Project 3

Q1: Download the dataset charleston_ask.csv and import it into your PyCharm project workspace. Specify and train a model the designates the asking price as your target variable and beds, baths and area (in square feet) as your features. Train and test your target and features using a linear regression model. Describe how your model performed. What were the training and testing scores you produced? How many folds did you assign when partitioning your training and testing data? Interpret and assess your output.

After I imported the data and extracted features and targets, I used a linear regression model with K-fold Validation of 10 folds. The average training score is 0.019 and the average testing score is -0.058. Both scores are really low, indicating the poor predicative power of this model. Also, the training score is higher than the testing score, which implies this model is overfitting. There might be three possible reasons for this poor score. First, the features we chose (beds, baths and area) are not good predictors of the asking price. Zip code which indicates the geographical location of the house can be added to the features. Second, these three features are not in same scale, so standardization of all these features might help. Third, a linear regression model might not be appropriate for this data and we need a new model. To improve the model’s predictive power, we should try all of them.

Q2: Now standardize your features (again beds, baths and area) prior to training and testing with a linear regression model (also again with asking price as your target). Now how did your model perform? What were the training and testing scores you produced? How many folds did you assign when partitioning your training and testing data? Interpret and assess your output.

After I standardized all the features by the standard scaler, and used a linear regression model with K-fold Validation of 10 folds again, both scores remained low. The average training score is 0.019 and the average testing score is -0.003. It seems that standardization does not improve the predicative power of the model at all, so we may try to apply a ridge regression model instead of a linear regression for the next step.

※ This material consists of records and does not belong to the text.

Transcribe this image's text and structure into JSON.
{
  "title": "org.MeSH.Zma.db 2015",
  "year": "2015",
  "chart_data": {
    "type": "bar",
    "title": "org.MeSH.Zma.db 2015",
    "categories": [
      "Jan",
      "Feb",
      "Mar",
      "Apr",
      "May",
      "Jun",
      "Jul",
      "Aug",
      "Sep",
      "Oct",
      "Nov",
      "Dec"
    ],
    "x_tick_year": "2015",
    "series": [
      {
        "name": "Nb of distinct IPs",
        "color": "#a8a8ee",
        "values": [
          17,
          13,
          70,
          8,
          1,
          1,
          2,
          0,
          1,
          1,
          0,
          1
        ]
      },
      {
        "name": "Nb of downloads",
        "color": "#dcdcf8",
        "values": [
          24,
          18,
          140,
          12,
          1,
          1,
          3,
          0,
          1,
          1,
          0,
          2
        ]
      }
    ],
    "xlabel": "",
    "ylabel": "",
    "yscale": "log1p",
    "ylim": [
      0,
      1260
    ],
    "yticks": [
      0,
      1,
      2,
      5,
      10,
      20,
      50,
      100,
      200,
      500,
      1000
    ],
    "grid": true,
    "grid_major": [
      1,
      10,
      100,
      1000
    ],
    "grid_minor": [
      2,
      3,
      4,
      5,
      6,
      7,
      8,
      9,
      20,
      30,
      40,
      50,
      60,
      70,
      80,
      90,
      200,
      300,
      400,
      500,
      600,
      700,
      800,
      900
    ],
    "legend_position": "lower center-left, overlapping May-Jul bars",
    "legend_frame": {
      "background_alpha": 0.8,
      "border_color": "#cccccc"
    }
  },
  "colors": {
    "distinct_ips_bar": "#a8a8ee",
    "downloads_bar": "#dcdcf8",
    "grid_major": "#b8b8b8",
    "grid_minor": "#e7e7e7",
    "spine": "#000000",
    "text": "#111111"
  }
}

Q3: Then train your dataset with the asking price as your target using a ridge regression model. Now how did your model perform? What were the training and testing scores you produced? Did you standardize the data? Interpret and assess your output.

Unfortunately, the ridge regression model with K-fold Validation of 10 folds is still unable to improve both scores. At the optimal alpha value, the average training score is 0.017 and the average testing score is 0.011. I standardized the data just as previously. Although the average testing score became positive, this is still a poor score and it further implies that the features we chose may not be good predictors of the asking prices. Thus, we can either modify the selected features or use the actual sale prices as target instead of asking prices, because there might be a gap between these two prices.

Q4: Next, go back, train and test each of the three previous model types/specifications, but this time use the dataset charleston_act.csv (actual sale prices). How did each of these three models perform after using the dataset that replaced asking price with the actual sale price? What were the training and testing scores you produced? Interpret and assess your output.

After importing the data set that replaced asking prices with actual sale prices, I tested three models with K-fold Validation of 10 folds on this data. However, there was no improvement in the results. For the linear regression model without standardization, the average training score is 0.004 and the average testing score is -0.019. For the linear regression model after standardization, the average training score is 0.004 and the average testing score is -0.024. For the ridge regression model, the average training score is 0.002 and the average testing score is -0.004. The predicative powers of all three models based on the actual sale price are still really low, and this indicates that the features we chosen are not good predictors for the actual sale price. Thus, we should add the zip code variable to our features and see if that makes change.

Q5: Go back and also add the variables that indicate the zip code where each individual home is located within Charleston County, South Carolina. Train and test each of the three previous model types/specifications. What was the predictive power of each model? Interpret and assess your output.

After adding the zip code variable to our features and using the actual sale price as target, I tested all three models with K-fold Validation of 10 folds again on this data. For the linear regression model without standardization, the results improved significantly with average training score of 0.339 and average testing score of 0.255. In the linear regression model after standardization, the average training score improved and became 0.339. However, its average testing score is an incredibly huge negative number: -597511427936917942960128.000. I tried to exclude the outliers of testing scores when calculating the mean, but this did not make much difference and the average testing score is still a huge negative number. For the ridge regression model, both results improved significantly with average training score of 0.331 and average testing score of 0.278. After adding the zip code to features, the predicative power of both linear regression model without standardization and ridge regression model improved. This indicates that the geographical location of the house is a strong predictor which largely correlates with the actual sale price. The incredibly huge negative testing score for the linear regression model after standardization may result from the binary property of zip code.

Q6:Finally, consider the model that produced the best results. Would you estimate this model as being overfit or underfit? If you were working for Zillow as their chief data scientist, what action would you recommend in order to improve the predictive power of the model that produced your best results from the approximately 700 observations (716 asking / 660 actual)?

The ridge regression model using zip code feature and actual sale price produced the best results because it has the highest average testing score among all models. Since the best average testing score is still lower than the average training score, it is an overfit model. If I am working for Zillow, I might recommend to figure out other related variables like distance to subway or the type of the buildings and include them in our features when creating the model to further improve its predicative power.